The complaints of phantosmia involving the perception of unpleasant odors most commonly include "burnt", "foul", "rotten", "sewage", "metallic" or "chemical". Sometimes the odor is described as exhaust fumes. These odors may be triggered by strong odorants, changes in nasal airflow, or even loud sounds. Sometimes they occur spontaneously. Patients having complaints of phantosmia might self-admit a poor quality of life, with each meal having the unpleasant odor as well.
The disorder's first onset, usually spontaneous, may last only a few minutes. Recurrences may gradually increase from monthly, then weekly, and then daily over a period of six months to a year.

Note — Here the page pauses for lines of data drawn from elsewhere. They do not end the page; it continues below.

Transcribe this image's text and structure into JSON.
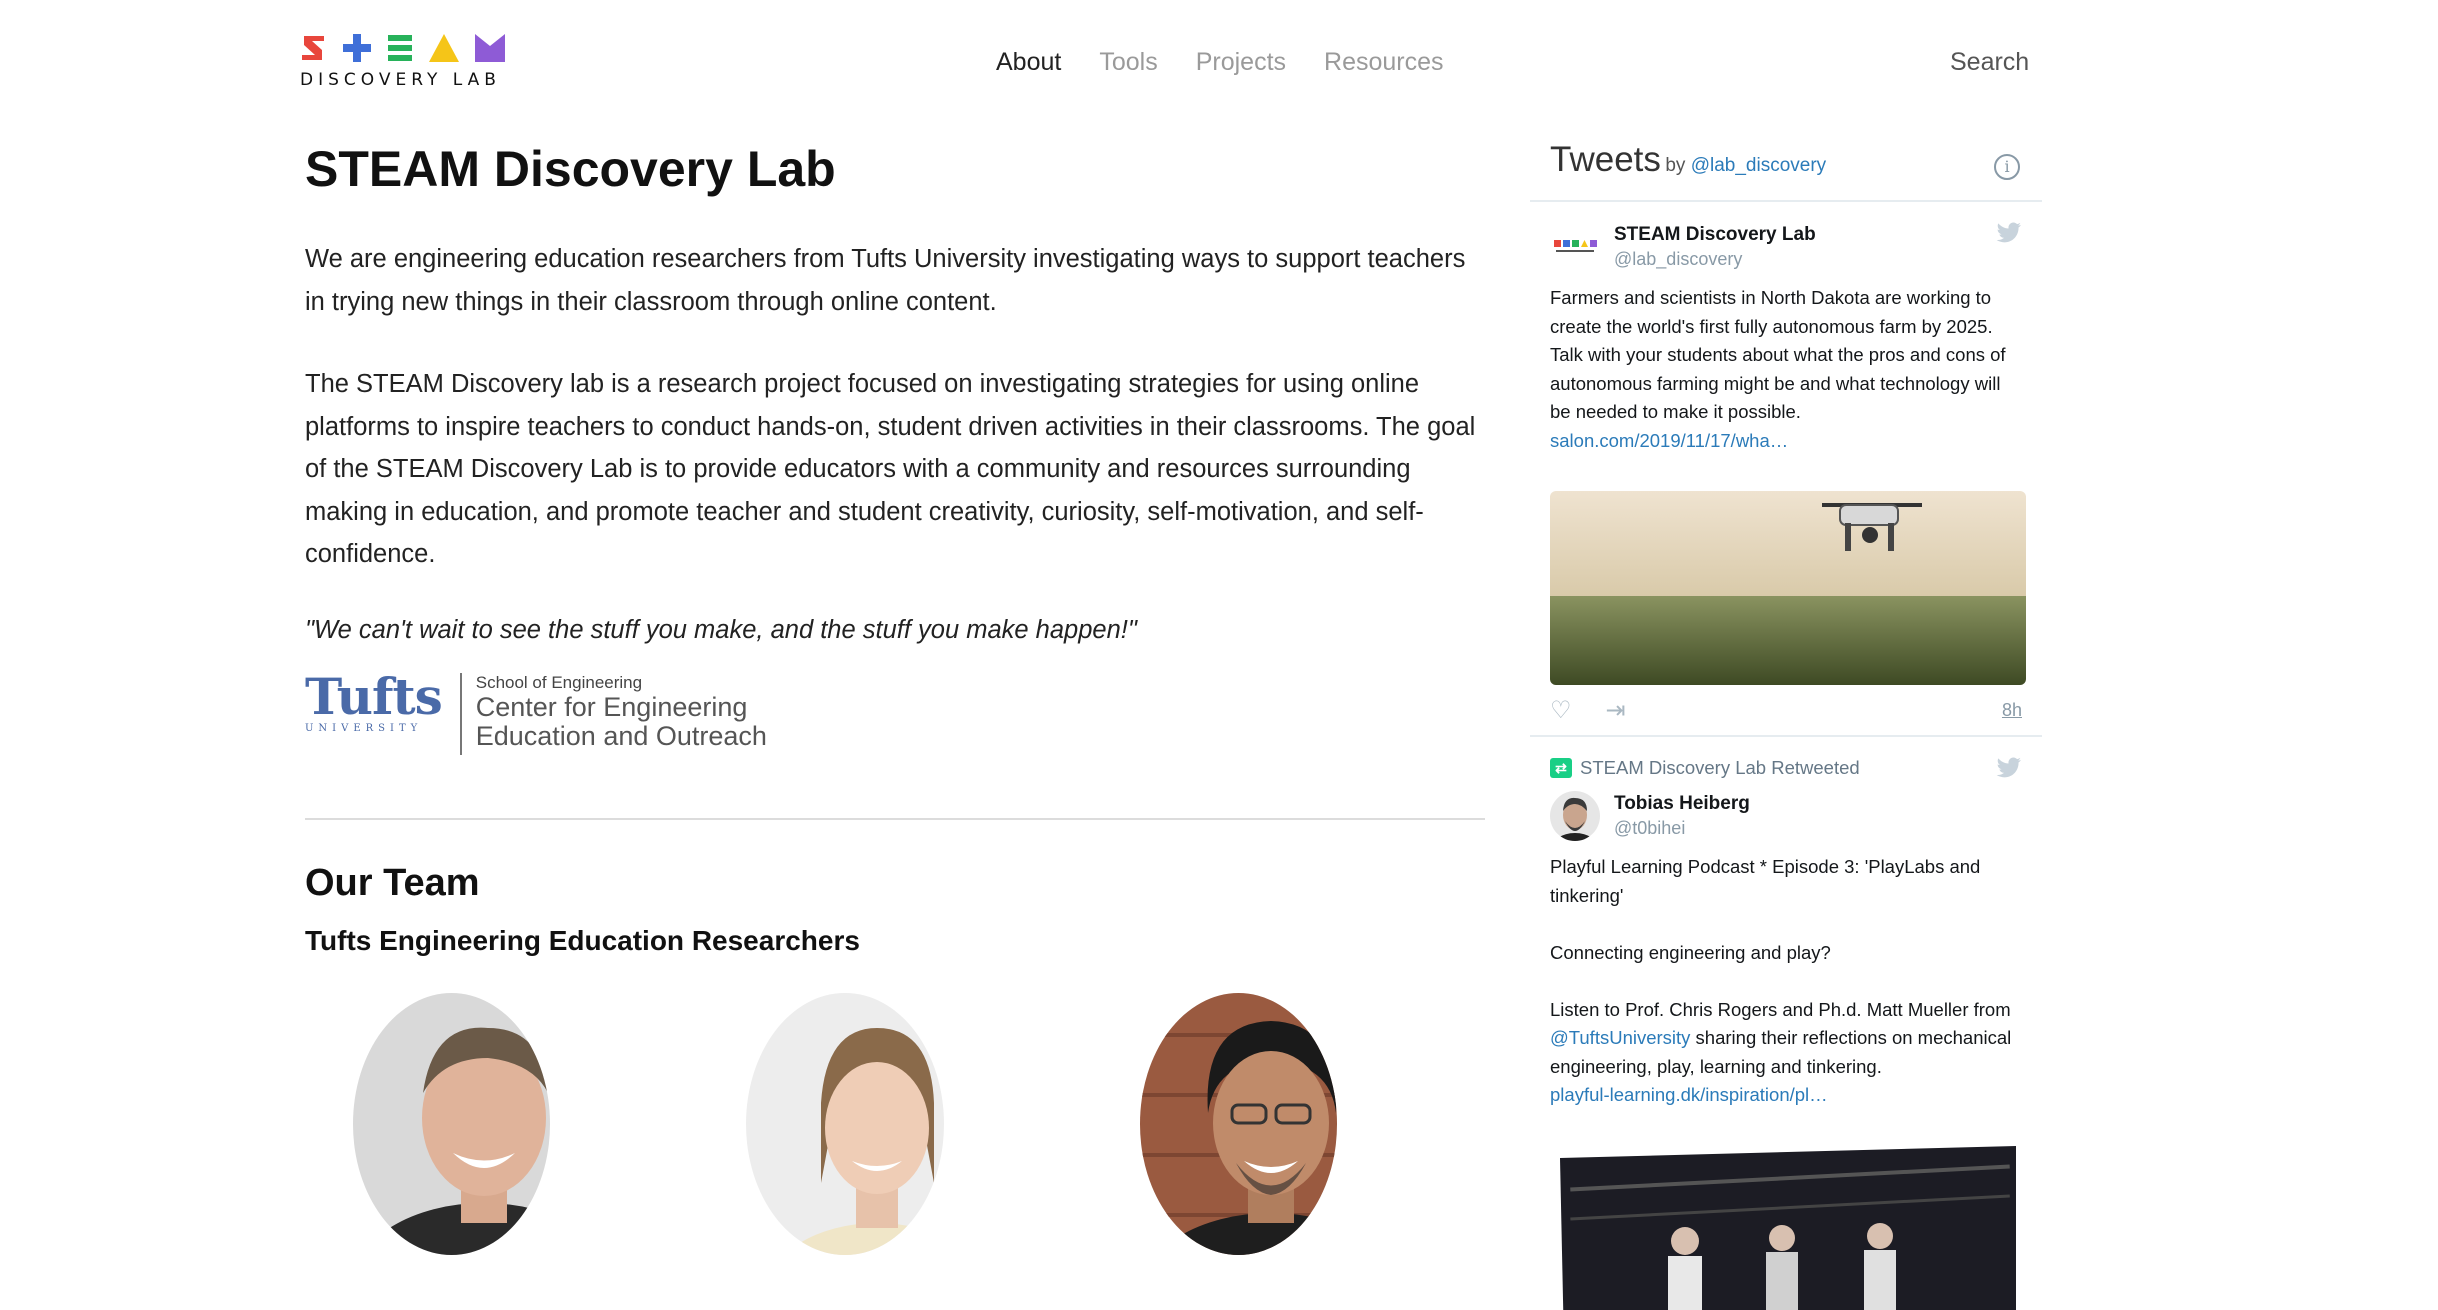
{
  "brand": {
    "wordmark": "DISCOVERY LAB",
    "letters": [
      "S",
      "T",
      "E",
      "A",
      "M"
    ],
    "colors": {
      "s": "#e8463c",
      "t": "#3f6fd8",
      "e": "#27b25a",
      "a": "#f5c518",
      "m": "#8e5bd6"
    }
  },
  "nav": {
    "items": [
      "About",
      "Tools",
      "Projects",
      "Resources"
    ],
    "active": "About",
    "search": "Search"
  },
  "main": {
    "title": "STEAM Discovery Lab",
    "paragraphs": [
      "We are engineering education researchers from Tufts University investigating ways to support teachers in trying new things in their classroom through online content.",
      "The STEAM Discovery lab is a research project focused on investigating strategies for using online platforms to inspire teachers to conduct hands-on, student driven activities in their classrooms. The goal of the STEAM Discovery Lab is to provide educators with a community and resources surrounding making in education, and promote teacher and student creativity, curiosity, self-motivation, and self-confidence."
    ],
    "quote": "\"We can't wait to see the stuff you make, and the stuff you make happen!\"",
    "partner_logo": {
      "name": "Tufts",
      "sub": "UNIVERSITY",
      "school": "School of Engineering",
      "center_line1": "Center for Engineering",
      "center_line2": "Education and Outreach"
    },
    "team_title": "Our Team",
    "team_subtitle": "Tufts Engineering Education Researchers"
  },
  "tweets": {
    "title": "Tweets",
    "by": "by",
    "handle": "@lab_discovery",
    "items": [
      {
        "name": "STEAM Discovery Lab",
        "handle": "@lab_discovery",
        "text": "Farmers and scientists in North Dakota are working to create the world's first fully autonomous farm by 2025. Talk with your students about what the pros and cons of autonomous farming might be and what technology will be needed to make it possible.",
        "link": "salon.com/2019/11/17/wha…",
        "time": "8h"
      },
      {
        "retweeted_by": "STEAM Discovery Lab Retweeted",
        "name": "Tobias Heiberg",
        "handle": "@t0bihei",
        "text1": "Playful Learning Podcast * Episode 3: 'PlayLabs and tinkering'",
        "text2": "Connecting engineering and play?",
        "text3_a": "Listen to Prof. Chris Rogers and Ph.d. Matt Mueller from ",
        "text3_mention": "@TuftsUniversity",
        "text3_b": " sharing their reflections on mechanical engineering, play, learning and tinkering.",
        "link": "playful-learning.dk/inspiration/pl…"
      }
    ]
  }
}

The duration of the perceived odor may also increase over the same time, often lasting most of a day after one year.
Some patients also state that the odor they smell is different from any known odor.

Diagnosis

The most challenging task for the examiner is to determine and obtain the correct symptoms and associate them with one of the olfactory disorders, as there are several of them and they are related to each other.
The first step the examiner usually takes is to investigate if the problem is olfactory or gustatory related. As it may be that the patient releases certain bodily odors that are causing them to have this perception.
If the examiner is able to confirm that the problem is olfactory related, the next step is to determine which olfactory disorder the patient has. The following is a list of possible olfactory disorders:
The second step is difficult for both the examiner and the patient as the patient has some difficulty describing their perception of the phantom odor. Furthermore, the patient is in a position of stress and anxiety thus it is crucial that the examiner be patient.
After determining the nature of the disorder, and confirming phantosmia, the examiner must then have the patient describe their perception of the phantom odor. In many cases, patients have described the odor to be that of something burning and rotten and have described it to be unpleasant and foul.
The third step for the examiner is to determine the health history of the patient to take note of head trauma, accidents, upper respiratory infections, allergic rhinitis or chronic rhinitis. Although these may be events that have resulted in the phantom odor, studies conducted by Zilstrof have found that the majority of phantosmia patients have no previous history of head trauma and upper respiratory infections.